Andor is as bleak as Star Wars has ever been, showcasing the terror of the Empire from multiple perspectives.

This recap of Andor season 1, episode 9, “Nobody’s Listening”, contains spoilers.

“Nobody’s Listening” has the distinction of being possibly the bleakest piece of Star Wars media ever, and that’s saying a lot considering the show hasn’t exactly shied away from the cruelty of the Empire’s regime until this point. But new, creative depths of depravity are reached this week, as Cassian continues to languish in the Narkina 5 labor prison he was sent to in Andor episode 8, and Bix is interrogated by the ISB.

Andor season 1, episode 9 recap

It’s that interrogation that really shocked me, at least in part because I couldn’t believe that a Disney show would go that far. And unlike most scenes of torture in film and TV, it isn’t brutal, thoughtless body horror, but a subtler, more insidious kind of torment that is terrifying in its context as well as its applications.

So, Dedra is interrogating Bix about her knowledge of Cassian and “The Buyer”, aka Luthen, but to do so she introduces Dr. Gorst, a dorky-looking dude with a s**t-eating grin who takes obvious pleasure in explaining his bespoke method of torture. As it turns out, during the Empire’s colonization efforts, they built a refinery on a planet called Dizon Frey that the natives, the Dizonites, weren’t exactly thrilled about. The local higher-ups were authorized to use any means necessary, and the subsequent Dizonite Massacre was recorded and publicized. But during the massacre, they noticed something interesting – that the screams of the dying drove the Imperial troops mad. Gorst has isolated and layered the screams of the children, especially, and pumps the sound into a pair of headphones that are forced over Bix’s ears. Her own screams are drowned out by the production machinery of Narkina 5, in a scene transition that is brilliant in a grim sense and made me about as uncomfortable as any moment in Star Wars history ever has.

Needless to say, Dedra gets what she needs, and takes it to her superiors as an explicit link between Cassian and the Aldhani heist, which means he’s only going to get even more attention when he eventually finesses a prison break, which he spends the entire episode planning to do with his new compatriot Birnok (Rasaq Kukoyi), especially since Dedra has decided to keep his mother alive and unharmed as bait.

You might be wondering how the Empire is able to get away with all these obvious atrocities, and it’s made clear in a scene that sees Mon Mothma imploring the Senate to push back against Imperial overreach, only to be met by rolled eyes and raised noses.

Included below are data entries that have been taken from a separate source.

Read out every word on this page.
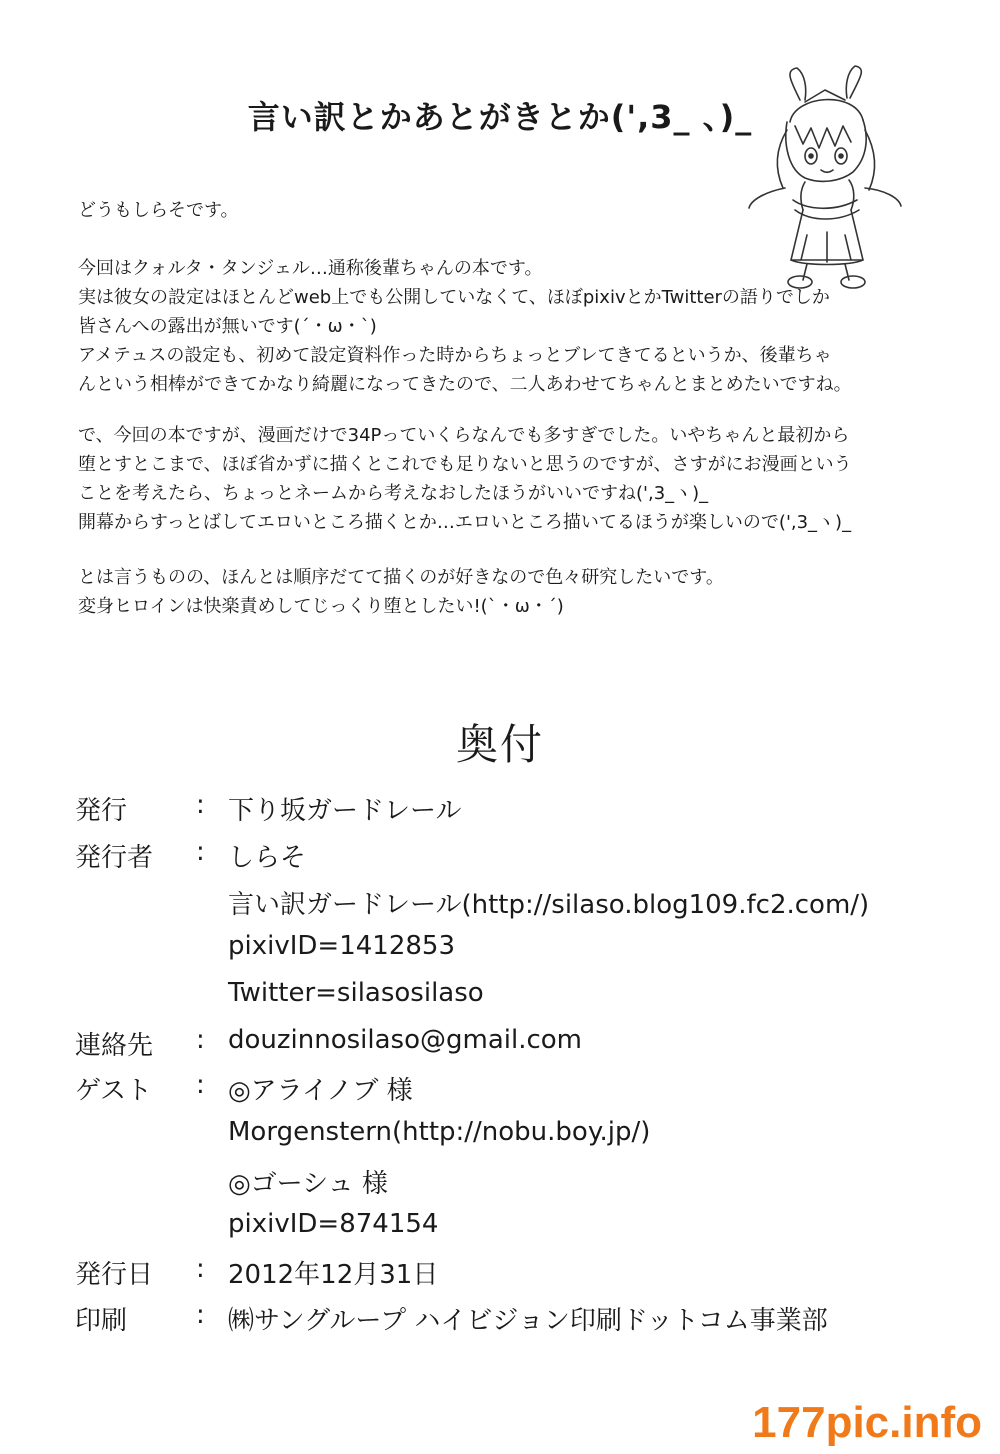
言い訳とかあとがきとか(',3_ 、)_
どうもしらそです。
今回はクォルタ・タンジェル…通称後輩ちゃんの本です。
実は彼女の設定はほとんどweb上でも公開していなくて、ほぼpixivとかTwitterの語りでしか
皆さんへの露出が無いです(´・ω・`)
アメテュスの設定も、初めて設定資料作った時からちょっとブレてきてるというか、後輩ちゃ
んという相棒ができてかなり綺麗になってきたので、二人あわせてちゃんとまとめたいですね。
で、今回の本ですが、漫画だけで34Pっていくらなんでも多すぎでした。いやちゃんと最初から
堕とすとこまで、ほぼ省かずに描くとこれでも足りないと思うのですが、さすがにお漫画という
ことを考えたら、ちょっとネームから考えなおしたほうがいいですね(',3_ヽ)_
開幕からすっとばしてエロいところ描くとか…エロいところ描いてるほうが楽しいので(',3_ヽ)_
とは言うものの、ほんとは順序だてて描くのが好きなので色々研究したいです。
変身ヒロインは快楽責めしてじっくり堕としたい!(`・ω・´)
奥付
発行	: 下り坂ガードレール
発行者 : しらそ
言い訳ガードレール(http://silaso.blog109.fc2.com/)
pixivID=1412853
Twitter=silasosilaso
連絡先 : douzinnosilaso@gmail.com
ゲスト : ◎アライノブ 様
Morgenstern(http://nobu.boy.jp/)
◎ゴーシュ 様
pixivID=874154
発行日 : 2012年12月31日
印刷	: ㈱サングループ ハイビジョン印刷ドットコム事業部
177pic.info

The Empire has been careful to grease the palms of those in power, ensuring that the best interests of the Empire always supersede the best interests of the everyday people. Mon Mothma is fighting a losing battle, politically, so there’s no wonder she has turned to rebellion.

Here in “Nobody’s Listening” we discover that Mon Mothma’s rebellious roots run much deeper than first suspected, since Vel is actually her cousin, a rich woman pampered enough that nobody would suspect her of, say, orchestrating the heist of an Imperial garrison. Vel gets to throw a few good barbs in Perrin’s direction – “All the good ones are taken,” she quips when he suggests she find a husband, much to Mon Mothma’s amusement – but gets little else of note to do beyond having whispered conversations with Mon about what she may or may not have done at Luthen’s behest. But it’s becoming obvious that sacrifices, moral and otherwise, are going to be necessary in the fight against the Empire, which Mon herself has to come to terms with when her financial woes mean she has to meet with a thuggish loan shark on her own turf.

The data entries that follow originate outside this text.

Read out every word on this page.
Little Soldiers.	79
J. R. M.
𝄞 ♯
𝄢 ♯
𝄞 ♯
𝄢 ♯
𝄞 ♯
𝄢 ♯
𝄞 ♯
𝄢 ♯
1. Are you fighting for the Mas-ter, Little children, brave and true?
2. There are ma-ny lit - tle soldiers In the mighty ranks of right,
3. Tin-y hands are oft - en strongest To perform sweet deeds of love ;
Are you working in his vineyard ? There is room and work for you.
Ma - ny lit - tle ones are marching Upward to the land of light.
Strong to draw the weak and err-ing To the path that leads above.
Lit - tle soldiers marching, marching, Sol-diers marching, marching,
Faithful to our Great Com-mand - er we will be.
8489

Anyway, back on Narkina 5, we see that Cassian has adapted to his new role as a productive worker and quiet conspirator, though he keeps butting heads with Kino, who is clinging to his position of perceived authority and the relative closeness of his release rather than reckon with what, exactly, he has been complicit in. He wants to just keep his head down and do his time, so he resists any rumor-mongering about what’s happening on Level 2, and refuses to give Cassian any of the information he asks for, including the number of guards on each of the prison’s levels.

But whatever’s happening on Narkina 5 becomes too obvious for even Kino to ignore, and it comes to a head when Ulaf (Christopher Fairbank), the oldest prisoner, suffers a massive stroke ahead of his imminent release. The doctor who tends to him, Rhasiv (Adrian Rawlins), is a fellow prisoner who knows what happened on Level 2. While he euthanizes Ulaf, he explains that the Empire accidentally returned a prisoner who had supposedly been released on the same floor he had been working. Since the administrative error clued all the prisoners into the fact that nobody ever actually leaves Narkina 5, the entire floor got fried. Hearing this and realizing that toeing the line is never going to get him anywhere, Kino tells Andor that there are never more than 12 guards on any of the floors. It looks like that prison escape is coming sooner rather than later.